Uncertainty at quarterback
Unfortunately for JuJu, Devlin Hodges and Mason Rudolph are not Big Ben. The Steelers took the ball out of the hands of their quarterbacks after Roethlisberger went down in 2019, opting to throw the ball only 31.9 times per game, which was the seventh-lowest mark in the league.
This put JuJu on a 16-game pace of 94 targets, which is barely enough to sustain WR2 numbers. He wound up as WR65, turning a mere 71 targets into 42 receptions, 552 yards and three touchdowns.
How much was that target number affected by his quarterbacks’ ability to make reads? How much of it was a product of his inability to separate from top corners?
We’ll know the answer to both of those questions this upcoming season, assuming Big Ben is healthy.
The verdict on JuJu Smith-Schuster
My assessment of JuJu Smith-Schuster is a layered one.
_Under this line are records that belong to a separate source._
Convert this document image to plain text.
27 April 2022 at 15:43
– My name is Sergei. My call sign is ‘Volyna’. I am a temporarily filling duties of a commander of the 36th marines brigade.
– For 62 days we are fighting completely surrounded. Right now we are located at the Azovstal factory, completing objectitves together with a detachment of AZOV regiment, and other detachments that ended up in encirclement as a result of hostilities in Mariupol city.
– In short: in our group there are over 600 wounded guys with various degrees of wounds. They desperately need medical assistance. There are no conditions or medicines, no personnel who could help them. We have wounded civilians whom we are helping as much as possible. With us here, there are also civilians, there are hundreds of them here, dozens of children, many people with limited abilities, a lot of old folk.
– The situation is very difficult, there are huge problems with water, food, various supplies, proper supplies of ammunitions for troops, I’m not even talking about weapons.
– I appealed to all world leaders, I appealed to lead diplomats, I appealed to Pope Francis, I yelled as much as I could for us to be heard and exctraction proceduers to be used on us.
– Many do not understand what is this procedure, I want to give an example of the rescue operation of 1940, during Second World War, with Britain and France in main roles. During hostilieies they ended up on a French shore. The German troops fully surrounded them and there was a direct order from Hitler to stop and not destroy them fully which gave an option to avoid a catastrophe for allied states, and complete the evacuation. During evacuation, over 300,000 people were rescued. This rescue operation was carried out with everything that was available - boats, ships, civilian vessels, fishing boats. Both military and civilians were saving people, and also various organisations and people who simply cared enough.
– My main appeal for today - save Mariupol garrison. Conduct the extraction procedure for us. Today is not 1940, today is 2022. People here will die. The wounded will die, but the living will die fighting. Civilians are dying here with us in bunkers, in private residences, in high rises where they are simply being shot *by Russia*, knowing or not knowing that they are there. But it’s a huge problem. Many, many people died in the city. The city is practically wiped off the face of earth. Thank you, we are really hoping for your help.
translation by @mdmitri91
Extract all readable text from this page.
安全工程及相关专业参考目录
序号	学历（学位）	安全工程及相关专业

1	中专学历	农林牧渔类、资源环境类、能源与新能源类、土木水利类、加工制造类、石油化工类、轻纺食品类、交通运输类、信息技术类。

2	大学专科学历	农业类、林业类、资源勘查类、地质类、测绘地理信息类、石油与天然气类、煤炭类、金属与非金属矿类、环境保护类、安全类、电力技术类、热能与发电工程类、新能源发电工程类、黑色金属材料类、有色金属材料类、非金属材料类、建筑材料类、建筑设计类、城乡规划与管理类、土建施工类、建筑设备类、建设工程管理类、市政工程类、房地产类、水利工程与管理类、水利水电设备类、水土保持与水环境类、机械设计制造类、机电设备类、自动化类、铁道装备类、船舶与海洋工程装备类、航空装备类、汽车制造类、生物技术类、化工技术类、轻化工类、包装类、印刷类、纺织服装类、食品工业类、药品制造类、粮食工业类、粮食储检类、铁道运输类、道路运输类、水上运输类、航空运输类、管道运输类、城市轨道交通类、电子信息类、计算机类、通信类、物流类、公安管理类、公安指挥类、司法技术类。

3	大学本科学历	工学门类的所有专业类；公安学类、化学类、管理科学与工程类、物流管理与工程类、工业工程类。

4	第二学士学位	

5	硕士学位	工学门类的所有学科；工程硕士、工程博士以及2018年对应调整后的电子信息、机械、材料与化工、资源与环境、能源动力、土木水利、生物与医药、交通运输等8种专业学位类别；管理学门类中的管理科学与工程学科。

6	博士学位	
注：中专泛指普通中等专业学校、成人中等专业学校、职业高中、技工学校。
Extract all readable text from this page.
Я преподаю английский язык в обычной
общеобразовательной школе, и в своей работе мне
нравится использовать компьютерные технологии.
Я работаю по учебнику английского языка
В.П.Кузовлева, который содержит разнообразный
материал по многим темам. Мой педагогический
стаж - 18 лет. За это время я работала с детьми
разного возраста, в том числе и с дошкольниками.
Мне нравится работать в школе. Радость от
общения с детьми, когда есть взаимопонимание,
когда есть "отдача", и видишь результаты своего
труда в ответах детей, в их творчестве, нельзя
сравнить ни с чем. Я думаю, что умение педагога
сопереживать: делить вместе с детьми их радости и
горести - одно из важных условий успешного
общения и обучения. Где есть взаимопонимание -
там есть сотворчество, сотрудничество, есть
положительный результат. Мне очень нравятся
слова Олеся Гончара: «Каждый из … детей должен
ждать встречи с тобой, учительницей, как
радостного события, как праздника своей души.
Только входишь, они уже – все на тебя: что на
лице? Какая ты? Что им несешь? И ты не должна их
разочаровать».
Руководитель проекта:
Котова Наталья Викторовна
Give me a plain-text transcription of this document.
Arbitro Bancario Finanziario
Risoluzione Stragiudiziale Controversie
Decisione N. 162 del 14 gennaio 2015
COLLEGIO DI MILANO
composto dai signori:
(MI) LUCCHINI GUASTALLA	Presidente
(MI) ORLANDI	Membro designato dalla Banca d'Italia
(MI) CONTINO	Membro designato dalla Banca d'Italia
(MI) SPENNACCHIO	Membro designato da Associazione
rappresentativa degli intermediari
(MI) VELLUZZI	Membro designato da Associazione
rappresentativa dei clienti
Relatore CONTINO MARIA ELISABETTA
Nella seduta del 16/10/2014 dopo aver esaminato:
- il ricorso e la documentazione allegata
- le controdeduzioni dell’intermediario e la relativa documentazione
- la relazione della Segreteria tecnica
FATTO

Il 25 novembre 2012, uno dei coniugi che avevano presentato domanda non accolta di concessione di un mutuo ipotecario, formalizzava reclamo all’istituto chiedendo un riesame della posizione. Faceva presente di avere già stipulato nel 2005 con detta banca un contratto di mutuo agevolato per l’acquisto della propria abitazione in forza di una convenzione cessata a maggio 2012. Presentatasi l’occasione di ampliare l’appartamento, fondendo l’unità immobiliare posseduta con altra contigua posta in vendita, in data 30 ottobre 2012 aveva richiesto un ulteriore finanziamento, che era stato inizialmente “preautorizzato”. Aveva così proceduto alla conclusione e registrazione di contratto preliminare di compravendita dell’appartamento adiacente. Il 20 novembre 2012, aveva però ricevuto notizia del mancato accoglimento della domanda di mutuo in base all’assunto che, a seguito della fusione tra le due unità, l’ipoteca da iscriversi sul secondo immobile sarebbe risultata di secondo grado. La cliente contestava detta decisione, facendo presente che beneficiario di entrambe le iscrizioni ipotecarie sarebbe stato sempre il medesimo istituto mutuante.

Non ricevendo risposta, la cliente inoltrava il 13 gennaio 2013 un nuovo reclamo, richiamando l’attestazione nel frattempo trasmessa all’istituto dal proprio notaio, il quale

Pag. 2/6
This season, I like his odds of finishing as a strong WR2 or a low-end WR1. If we’re projecting the future though, things get a bit murkier.
He will not always have a Hall-of-Fame quarterback. He will not always top 165 targets. And he will probably never have a wide receiver across from him of Antonio Brown’s caliber. I think we saw a perfect storm for JuJu in 2018, and if you capitalized, you likely received multiple first-rounders, or a first plus a solid player. There have already been rumblings of JuJu not returning to Pittsburgh after this season, and with the Steelers’ long-term plan at quarterback seemingly nonexistent, the floor could fall out from underneath JuJu as he moves forward. That’s not to say he can’t be a quality player for your dynasty team. Rather, there is a lot of risk with JuJu because of the unknown factors.
If you can get a running back or receiver in the 8-14 range for him, potentially adding a second-round pick if the player is on the lower end of that, I’d make the deal. Unless you feel you can contend this year and need the WR help.
It’s crazy to think that a 23-year-old wide receiver is considered a win-now option, but the volume should be there for him this season. However, the less confidence you have in your QB, the more likely you are to lean on the run.
I have JuJu Smith-Schuster at WR16 for dynasty purposes, sandwiched between Terry McLaurin and Stefon Diggs. He could easily shoot back into my top 10, but without certainty regarding his landing spot and his quarterback going forward, I have him as a mid-WR2 with upside.